Hundreds of bills passed by the House remain pending in the Senate, which has been called McConnell’s legislative “graveyard.”

Durbin wasn’t quite as direct, but laid out a similar argument on the Senate floor. He bemoaned how COVID-19 relief for local governments had been dropped from the compromise bill, saying, “State and local government assistance I support completely. I know what the cities, my counties, and what my state have gone through. They need our help.”

He concluded by taking on McConnell, saying, “And finally, the issue of liability and immunity from liability. This is one raised by Sen. McConnell for months. He basically said that nothing is moving until he gets a provision, which I find objectionable, originally offered by Sen. (John) Cornyn. Here’s what it comes down to — should people be able to go to court if they believe they have been harmed or members of their family have died as a result of the wrongdoing by people during this COVID-19 pandemic? … We should leave the possibility open that those responsible for their actions need to be held accountable in court.”

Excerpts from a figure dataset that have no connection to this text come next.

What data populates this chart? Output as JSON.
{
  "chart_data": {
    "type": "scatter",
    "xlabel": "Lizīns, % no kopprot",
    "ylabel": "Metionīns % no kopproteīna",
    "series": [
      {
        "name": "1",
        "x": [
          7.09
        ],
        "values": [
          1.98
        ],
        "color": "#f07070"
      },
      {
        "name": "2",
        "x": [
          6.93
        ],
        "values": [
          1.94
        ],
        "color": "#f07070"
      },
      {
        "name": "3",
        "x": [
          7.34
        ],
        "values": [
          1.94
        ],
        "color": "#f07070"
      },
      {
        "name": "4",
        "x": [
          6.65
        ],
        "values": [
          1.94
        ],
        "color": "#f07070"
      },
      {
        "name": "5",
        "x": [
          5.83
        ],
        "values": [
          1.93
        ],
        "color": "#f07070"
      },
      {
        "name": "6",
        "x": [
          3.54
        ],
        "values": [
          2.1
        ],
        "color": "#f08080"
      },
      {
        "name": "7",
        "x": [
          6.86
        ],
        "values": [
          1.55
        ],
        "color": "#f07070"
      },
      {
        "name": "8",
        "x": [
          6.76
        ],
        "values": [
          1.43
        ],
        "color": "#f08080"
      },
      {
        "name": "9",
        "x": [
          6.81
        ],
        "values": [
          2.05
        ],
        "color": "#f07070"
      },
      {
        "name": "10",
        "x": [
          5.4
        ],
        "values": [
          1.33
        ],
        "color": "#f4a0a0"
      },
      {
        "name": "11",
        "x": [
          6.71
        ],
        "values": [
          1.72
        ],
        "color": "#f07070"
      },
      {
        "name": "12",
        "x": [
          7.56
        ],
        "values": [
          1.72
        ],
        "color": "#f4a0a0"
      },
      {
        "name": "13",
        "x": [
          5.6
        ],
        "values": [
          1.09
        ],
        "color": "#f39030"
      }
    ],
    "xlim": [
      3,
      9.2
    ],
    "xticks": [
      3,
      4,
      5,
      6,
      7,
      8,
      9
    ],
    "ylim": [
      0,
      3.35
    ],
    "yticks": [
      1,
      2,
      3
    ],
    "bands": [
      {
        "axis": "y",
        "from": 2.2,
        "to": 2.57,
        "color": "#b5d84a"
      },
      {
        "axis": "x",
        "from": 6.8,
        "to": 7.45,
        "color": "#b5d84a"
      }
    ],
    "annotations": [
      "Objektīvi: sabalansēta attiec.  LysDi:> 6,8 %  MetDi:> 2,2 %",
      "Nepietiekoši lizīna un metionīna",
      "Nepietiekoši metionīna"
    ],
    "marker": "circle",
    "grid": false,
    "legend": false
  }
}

Durbin touted that the compromise does include 16 more weeks of unemployment insurance, including so-called gig workers under the Pandemic Unemployment Assistance program, along with replenishing the Paycheck Protection Program, extension of the national eviction moratorium through January, and additional funding for COVID-19 testing and vaccine distribution, as well as increased funding for food stamps and for public transportation.

Congressional negotiations continue, with the outside possibility that aid for local governments as well as restaurants and bars under the Restaurants Act could be included at the 11th hour before Congress recesses for the year as part of an omnibus spending bill.